What are my options for speeding up this calculation? My challenge is in passing the row-wise operation on pairs
into the column-wise calculations in obs
. I am wondering if it is possible to generate the column pairs directly into J
, but the Force is just not strong enough with this data.table padawan.
推荐答案
首先,我将使用'long'数据格式如下:
First, I would go with 'long' data format as following:
obs[, id := 1:n]
mobs <- melt(obs, id.vars = 'id')
接下来在数据表上设置键 setkeyv(mobs,'id')
。
Next set key on data table setkeyv(mobs, 'id')
.
最后,遍历变量并对对执行计算:
Finally, iterate through variables and do calculations on pairs:
out <- list()
for(i in 1:p) {
vari <- paste0('X', i)
tmp <- mobs[mobs[variable == vari]]
nn <- tmp[!(is.na(value) | is.na(i.value)), list(i.variable = i.variable[1], nij = length(id)), keyby = list(variable, value, i.value)]
cj <- nn[, CJ(value = value, i.value = i.value, sorted = FALSE, unique = TRUE), by = variable]
setkeyv(cj, c('variable', 'value', 'i.value'))
nn <- nn[cj]
nn[is.na(nij), nij := 0]
nn[, ni := sum(nij), by = list(variable, i.value)]
nn[, nj := sum(nij), by = list(variable, value)]
nn[, c('n', 'r', 'k') := list(sum(nij), length(unique(i.value)), length(unique(value))), by = variable]

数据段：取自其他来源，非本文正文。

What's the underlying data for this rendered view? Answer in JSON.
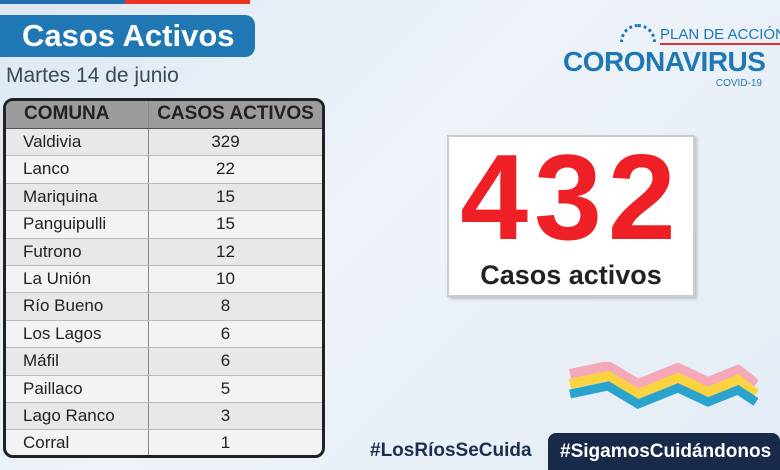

out[[i]] <- nn[, list(i.variable = vari, cramers_v = (sqrt(sum((nij - ni * nj / n) ^ 2 / (ni * nj / n)) / n[1]) / min(k[1] - 1, r[1] - 1))), by = variable]
}
out <- rbindlist(out)
所以你需要通过变量只重复一次。如你所见,我也不会使用 chisq.test
并自己编写计算。
So you need to iterate only once through variables. As you see I would also wouldn't use chisq.test
and would write computations myself.
这篇关于快速交叉表和所有变量对的统计的文章就介绍到这了,希望我们推荐的答案对大家有所帮助,也希望大家多多支持IT屋!